Eineinhalb Jahre nach den ersten großen Demonstrationen in München gegen Fremdenfeindlichkeit ist Pegida wieder da, mancherorts lauter denn je. Aber auch die Gegenwehr ist zurück: Das Buch FREMD, in Kooperation mit dem Literaturportal Bayern entstanden, versammelt Texte von 18 Münchner Autorinnen und Autoren – Geschichten, Gedichte, Satiren, Analysen, Bekenntnisse und Utopien, Plädoyers für Weltoffenheit, oft mit einer gehörigen Portion Humor. Sie kreisen um Fragen wie: Wo sind wir auch selbst fremd? Warum macht das Fremde manchen Menschen solche Angst? Wie hängen Fremdsein und Schreiben zusammen?

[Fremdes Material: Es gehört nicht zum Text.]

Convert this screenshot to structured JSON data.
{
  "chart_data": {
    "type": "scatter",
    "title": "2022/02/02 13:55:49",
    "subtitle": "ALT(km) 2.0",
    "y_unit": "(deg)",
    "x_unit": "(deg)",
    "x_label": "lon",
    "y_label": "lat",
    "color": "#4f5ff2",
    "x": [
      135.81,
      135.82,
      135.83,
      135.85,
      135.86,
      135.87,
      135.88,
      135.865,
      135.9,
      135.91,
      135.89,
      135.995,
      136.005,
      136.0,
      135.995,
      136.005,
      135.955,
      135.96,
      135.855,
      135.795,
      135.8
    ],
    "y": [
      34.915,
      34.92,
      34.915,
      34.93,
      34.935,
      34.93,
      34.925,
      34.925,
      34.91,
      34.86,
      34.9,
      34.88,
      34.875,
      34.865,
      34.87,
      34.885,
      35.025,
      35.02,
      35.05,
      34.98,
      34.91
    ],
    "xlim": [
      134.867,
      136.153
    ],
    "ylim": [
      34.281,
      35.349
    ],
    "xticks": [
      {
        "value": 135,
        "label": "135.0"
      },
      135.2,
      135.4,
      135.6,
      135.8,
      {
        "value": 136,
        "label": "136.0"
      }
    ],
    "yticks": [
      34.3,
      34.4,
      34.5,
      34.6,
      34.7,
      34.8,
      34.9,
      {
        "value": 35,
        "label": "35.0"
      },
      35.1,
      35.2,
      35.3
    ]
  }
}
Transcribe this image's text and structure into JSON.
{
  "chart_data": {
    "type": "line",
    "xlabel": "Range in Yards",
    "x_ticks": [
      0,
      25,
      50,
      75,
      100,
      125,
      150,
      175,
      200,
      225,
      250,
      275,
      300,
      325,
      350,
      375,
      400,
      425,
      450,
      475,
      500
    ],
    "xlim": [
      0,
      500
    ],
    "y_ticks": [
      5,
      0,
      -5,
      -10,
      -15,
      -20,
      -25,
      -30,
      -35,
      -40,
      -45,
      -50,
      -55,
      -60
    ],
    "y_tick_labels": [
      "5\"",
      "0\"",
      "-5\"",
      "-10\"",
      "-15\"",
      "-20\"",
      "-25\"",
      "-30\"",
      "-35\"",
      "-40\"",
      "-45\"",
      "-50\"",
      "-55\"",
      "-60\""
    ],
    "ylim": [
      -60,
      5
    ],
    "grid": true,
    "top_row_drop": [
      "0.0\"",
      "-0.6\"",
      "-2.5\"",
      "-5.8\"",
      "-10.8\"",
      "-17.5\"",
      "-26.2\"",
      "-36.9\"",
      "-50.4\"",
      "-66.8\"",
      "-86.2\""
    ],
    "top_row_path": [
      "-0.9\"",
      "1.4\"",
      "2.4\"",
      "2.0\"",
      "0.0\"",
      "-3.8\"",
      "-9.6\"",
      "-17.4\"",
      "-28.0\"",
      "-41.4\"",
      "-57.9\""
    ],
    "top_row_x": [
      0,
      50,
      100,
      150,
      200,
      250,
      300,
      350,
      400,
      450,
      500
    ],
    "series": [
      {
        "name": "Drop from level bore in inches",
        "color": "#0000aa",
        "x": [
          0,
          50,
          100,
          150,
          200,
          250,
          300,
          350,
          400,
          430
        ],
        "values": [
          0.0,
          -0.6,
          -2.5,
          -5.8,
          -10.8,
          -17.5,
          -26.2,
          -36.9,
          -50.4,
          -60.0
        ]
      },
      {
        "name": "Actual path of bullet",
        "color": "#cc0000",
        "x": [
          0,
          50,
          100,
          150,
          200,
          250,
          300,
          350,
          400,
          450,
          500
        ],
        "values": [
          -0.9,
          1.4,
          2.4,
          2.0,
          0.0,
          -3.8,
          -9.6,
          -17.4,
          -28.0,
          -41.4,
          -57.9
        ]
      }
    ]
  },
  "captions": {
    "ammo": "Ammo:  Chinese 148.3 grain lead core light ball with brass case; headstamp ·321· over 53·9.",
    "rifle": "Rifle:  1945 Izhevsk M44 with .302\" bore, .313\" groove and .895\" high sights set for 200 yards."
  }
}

Die Texte sind so heterogen und einander mitunter so fremd, wie es ihrem Gegenstand entspricht, und zugleich Ausdruck einer sie einenden Überzeugung von einer offenen Gesellschaft, die mit dem freien Wort beginnt.

Bei der Lesung im Neubiberger Haus für Weiterbildung lesen und diskutieren: Lena Gorelik, Thomas Lang, Dagmar Leupold, Fridolin Schley und Andreas Unger.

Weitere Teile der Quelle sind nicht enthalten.